Applying that idea to schools, he says that reducing the funding to about $10 million a year for seven more years would save a lot of money “while still keeping the research community engaged in figuring out what works in school safety.”

Officers of the Crime and Justice Research Alliance, which represents two major criminology organizations, issued a statement Monday saying in part, “We were surprised and troubled to see that the President’s FY 2019 Budget Request–released just two days before the Parkland shooting–did not request a continuation of this funding.”

The group’s leaders added that, “Termination of the Comprehensive School Safety Initiative would result in less research and knowledge to improve school safety in our public schools, and detract from efforts to reduce/avoid future school shootings and violence.” They noted that “one year of funding for CSSI research projects represents approximately three tenths of one percent of the cost of the proposed $25 billion US/Mexico border wall.”

Not everyone will support a liberally funded school crime research program. Kenneth Trump, a Cleveland-based school safety advocate (who is not related to the president) said that the federal program should be continued “but not to the tune of the millions and millions that the Obama administration put into it.”

Kenneth Trump believes that federal funding on school safety “needs to be balanced out with programs putting resources directly into local schools.”
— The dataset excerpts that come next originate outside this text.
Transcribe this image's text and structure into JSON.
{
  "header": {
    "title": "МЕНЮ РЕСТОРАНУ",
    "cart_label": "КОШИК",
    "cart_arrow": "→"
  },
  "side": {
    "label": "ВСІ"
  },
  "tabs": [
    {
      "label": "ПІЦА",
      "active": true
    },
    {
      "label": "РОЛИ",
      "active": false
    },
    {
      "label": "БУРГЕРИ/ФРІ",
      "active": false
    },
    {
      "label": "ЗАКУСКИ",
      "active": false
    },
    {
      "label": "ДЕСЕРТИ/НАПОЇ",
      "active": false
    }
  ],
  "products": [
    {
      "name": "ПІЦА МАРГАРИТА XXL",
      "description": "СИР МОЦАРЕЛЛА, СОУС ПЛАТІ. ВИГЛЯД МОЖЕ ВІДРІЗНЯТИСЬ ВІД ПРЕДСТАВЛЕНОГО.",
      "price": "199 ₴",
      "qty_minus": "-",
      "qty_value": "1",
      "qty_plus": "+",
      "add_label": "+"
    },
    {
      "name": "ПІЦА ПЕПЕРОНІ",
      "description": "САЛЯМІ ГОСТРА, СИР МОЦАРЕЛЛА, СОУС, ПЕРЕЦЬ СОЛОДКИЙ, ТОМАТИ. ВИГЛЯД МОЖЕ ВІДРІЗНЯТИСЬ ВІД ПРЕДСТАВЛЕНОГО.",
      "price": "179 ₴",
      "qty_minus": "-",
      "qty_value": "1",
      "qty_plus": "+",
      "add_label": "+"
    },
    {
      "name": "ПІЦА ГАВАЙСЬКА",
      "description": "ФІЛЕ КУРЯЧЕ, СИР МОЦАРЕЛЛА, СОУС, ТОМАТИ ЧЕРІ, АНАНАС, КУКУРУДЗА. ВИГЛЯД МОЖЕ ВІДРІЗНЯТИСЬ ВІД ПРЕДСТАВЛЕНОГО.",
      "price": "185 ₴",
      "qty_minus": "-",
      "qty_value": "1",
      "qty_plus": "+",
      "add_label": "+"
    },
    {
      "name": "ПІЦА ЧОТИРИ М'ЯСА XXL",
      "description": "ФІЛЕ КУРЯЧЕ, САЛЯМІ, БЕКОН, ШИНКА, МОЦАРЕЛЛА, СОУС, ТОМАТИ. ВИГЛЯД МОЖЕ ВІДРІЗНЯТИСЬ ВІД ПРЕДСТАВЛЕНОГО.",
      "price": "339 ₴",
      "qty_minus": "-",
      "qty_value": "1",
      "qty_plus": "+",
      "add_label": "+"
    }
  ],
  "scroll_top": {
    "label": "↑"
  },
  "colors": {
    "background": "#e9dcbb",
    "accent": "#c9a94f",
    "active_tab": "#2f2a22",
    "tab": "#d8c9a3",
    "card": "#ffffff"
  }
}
It is too early to say what will happen to the school safety research program now, but it is a fair bet that after the Florida school shooting, Congress will again spurn the Trump administration and keep it going, albeit at a more modest level.


Ted Gest is president of Criminal Justice Journalists and Washington bureau chief of The Crime Report where this first appeared. The Crime Report provides comprehensive reporting and analysis of criminal justice news and research in the U.S. and abroad.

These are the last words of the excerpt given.